Bir zamanlar birbirinin gözlerinde hayat bulan iki insan… Aynı evde yaşlanma hayalleri kuran, birbirine “iyi ki” diyen, tek bir bakışla anlaşabilen iki kişi… Ne oluyorsa oluyor, bir gün yolları ayrılıyor. Peki sadece yollar mı? Hayır… Kalpler de bölünüyor, dil keskinleşiyor, düşmanlık başlıyor.

Boşanma, sadece bir hukuki süreç değil; aynı zamanda iki insanın birlikte yürüttüğü hayalleri, anıları, hatta kimlikleriyle yüzleştiği bir duygusal yıkım. Elbette herkes anlaşarak, dostça ayrılamıyor. Ama bu kadar büyük bir sevgiyle başlayan bir ilişki, neden nefretle son buluyor?

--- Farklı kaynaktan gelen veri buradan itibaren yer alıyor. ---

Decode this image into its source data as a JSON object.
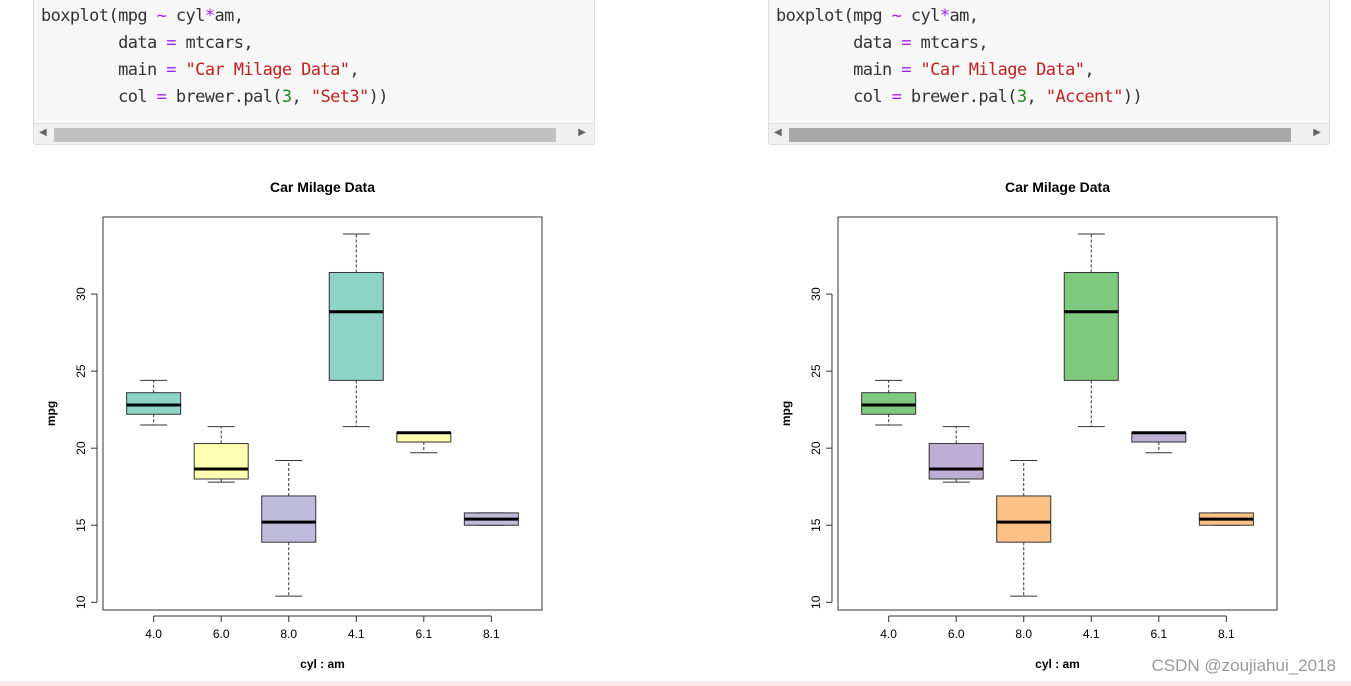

Aslında cevabı basit ama acı: Kırgınlıklar birikiyor, duygular ifade edilmeden bastırılıyor, beklentiler konuşulmuyor. Ve o suskunluklar, zamanla öfkeye, öfke düşmanlığa dönüşüyor. Sevgiyle kurulan köprüler, anlayış eksikliğinden yıkılıyor.

Boşanmak, hayatın sonu değil. Hatta çoğu zaman yeniden başlamanın adı. Ama ayrılırken birbirini suçlamak, geçmişi yok saymak, bir zamanlar “canım” dediğin kişiyi “düşman” ilan etmek… İşte asıl yıkım orada başlıyor.

Oysa olgunlukla yürütülen bir boşanma, en az bir evlilik kadar değerlidir. Saygıyla biten ilişkiler, çocuklara da, topluma da umut verir. Çünkü sevgi bitti diye insanlık da bitmemeli.

Belki de hepimizin hatırlaması gereken şu: Bir zamanlar sevmiştik… Ve bu sevgiye, sonu ne olursa olsun, biraz daha hürmet etmeliyiz.